Nelson Rolihlahla Mandela, de noventa y cuatro años, es un hombre que lleva marcadas en la piel y en la memoria las huellas del sufrimiento. Al final de su vida (de la que casi un tercio transcurrió en la cárcel) se puede hacer balance de su trayectoria como una de las más llamativas, conmovedoras y esperanzadoras de todo el siglo XX y comienzos del XXI. Nació en un país en el que la mayoría negra salió de la pesadilla del colonialismo para caer en el infierno del apartheid, el cruel sistema que mantuvo la supremacía blanca a costa de los derechos humanos de millones de personas. De joven fue el responsable de que el Congreso Nacional Africano, principal partido político de la comunidad negra, abandonase su política de protesta dentro del sistema para adoptar estrategias más próximas a las de quienes luchaban por la descolonización de las tierras de África y Asia, lo que terminaría por llevarle a prisión. Una vez que fue liberado, con más de setenta años, pudo trabajar para hacer realidad su sueño, la instauración de un régimen democrático y no discriminatorio en Sudáfrica. Sin duda el hecho de que ese sueño fuese compartido por sus compatriotas de nación y raza es la clave para entender por qué este hombre se elevó a la categoría de símbolo de lo que el ser humano quiere superar para lograr un futuro mejor, de libertad y justicia para todos.

Sudáfrica es uno de los territorios africanos en los que la presencia colonial europea fue más temprana. Frecuentada ya por los portugueses en su camino hacia la India, los primeros en instalarse de forma permanente fueron los holandeses en el siglo XVII. Fueron sustituidos paulatinamente por los británicos, que vieron reconocida su soberanía sobre la colonia en el Congreso de Viena de 1815. Desde entonces hicieron del extremo meridional de África objeto de la codicia de sus comerciantes e industriales, ya que era una tierra rica como pocas en recursos naturales y de un gran valor geoestratégico, donde podían obtener materias primas baratas y grandes mercados para su creciente industrialización, relegando a un plano secundario la voluntad y la situación de sus habitantes. Aunque algunos de éstos no se mostraron muy conformes con la nueva situación. La población descendiente de los colonos holandeses, los bóers, protagonizaron una guerra contra Gran Bretaña entre 1899 y 1902 en la que salieron perdiendo y sólo lograron que el control británico se cerrase todavía más sobre ellos.

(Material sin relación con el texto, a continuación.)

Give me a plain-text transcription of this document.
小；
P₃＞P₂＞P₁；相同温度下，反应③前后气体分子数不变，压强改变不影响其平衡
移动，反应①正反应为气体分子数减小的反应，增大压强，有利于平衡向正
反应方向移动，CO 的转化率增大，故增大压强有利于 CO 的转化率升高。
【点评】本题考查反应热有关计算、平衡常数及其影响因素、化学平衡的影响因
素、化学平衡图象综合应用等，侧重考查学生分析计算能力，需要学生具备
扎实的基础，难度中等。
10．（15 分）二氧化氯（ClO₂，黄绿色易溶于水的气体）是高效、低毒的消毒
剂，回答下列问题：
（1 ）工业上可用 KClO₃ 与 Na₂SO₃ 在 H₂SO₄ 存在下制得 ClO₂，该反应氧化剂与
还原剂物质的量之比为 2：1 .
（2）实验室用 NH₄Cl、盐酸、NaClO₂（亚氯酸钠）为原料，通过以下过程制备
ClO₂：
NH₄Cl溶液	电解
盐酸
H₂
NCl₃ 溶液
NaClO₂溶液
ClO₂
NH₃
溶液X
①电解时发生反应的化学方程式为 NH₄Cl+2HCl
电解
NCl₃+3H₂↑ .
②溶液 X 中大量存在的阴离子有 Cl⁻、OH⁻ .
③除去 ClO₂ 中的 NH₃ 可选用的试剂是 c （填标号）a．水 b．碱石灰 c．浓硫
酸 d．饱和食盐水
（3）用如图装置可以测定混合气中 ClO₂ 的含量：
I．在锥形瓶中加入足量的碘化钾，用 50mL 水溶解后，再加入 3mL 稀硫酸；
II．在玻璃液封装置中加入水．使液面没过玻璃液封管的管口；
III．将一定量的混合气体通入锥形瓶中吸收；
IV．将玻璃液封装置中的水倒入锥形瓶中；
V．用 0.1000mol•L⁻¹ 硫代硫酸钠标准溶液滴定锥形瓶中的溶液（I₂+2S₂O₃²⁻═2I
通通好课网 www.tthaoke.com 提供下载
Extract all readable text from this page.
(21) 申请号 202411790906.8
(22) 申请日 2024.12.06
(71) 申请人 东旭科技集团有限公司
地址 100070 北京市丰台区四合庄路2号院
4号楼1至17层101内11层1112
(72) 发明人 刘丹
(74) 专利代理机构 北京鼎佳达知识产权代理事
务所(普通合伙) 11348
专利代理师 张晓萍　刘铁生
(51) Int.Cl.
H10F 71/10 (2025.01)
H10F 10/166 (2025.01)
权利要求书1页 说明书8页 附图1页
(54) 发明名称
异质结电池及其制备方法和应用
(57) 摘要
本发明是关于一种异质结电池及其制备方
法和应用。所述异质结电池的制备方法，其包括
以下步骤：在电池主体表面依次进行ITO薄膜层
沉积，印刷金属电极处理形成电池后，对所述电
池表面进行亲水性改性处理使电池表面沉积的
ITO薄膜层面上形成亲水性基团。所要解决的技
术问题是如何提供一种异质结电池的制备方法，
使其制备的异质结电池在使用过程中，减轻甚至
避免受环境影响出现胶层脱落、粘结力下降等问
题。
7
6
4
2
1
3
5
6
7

Aunque desde entonces las relaciones de Sudáfrica con la metrópoli británica fueron encauzándose, esto se hizo sobre la base de un pacto de autonomía política (consagrada por la creación de la Unión Sudafricana en 1910 como dominio dentro del Imperio británico) a cambio de un respeto escrupuloso de los intereses económicos de la élite europea que dirigía los negocios de la colonia. La contrapartida de este arreglo con la minoría blanca que controlaba todos los resortes del poder fue la construcción progresiva de un sistema que consagraba el racismo como base de las relaciones sociales y económicas que se iría agravando con el paso del tiempo. En ese país en el que la mayoría negra vivía marginada de la riqueza, el bienestar y la participación política, pero en el que todo se sustentaba en su trabajo, fue en el que nació el hombre llamado a acabar con semejante injusticia.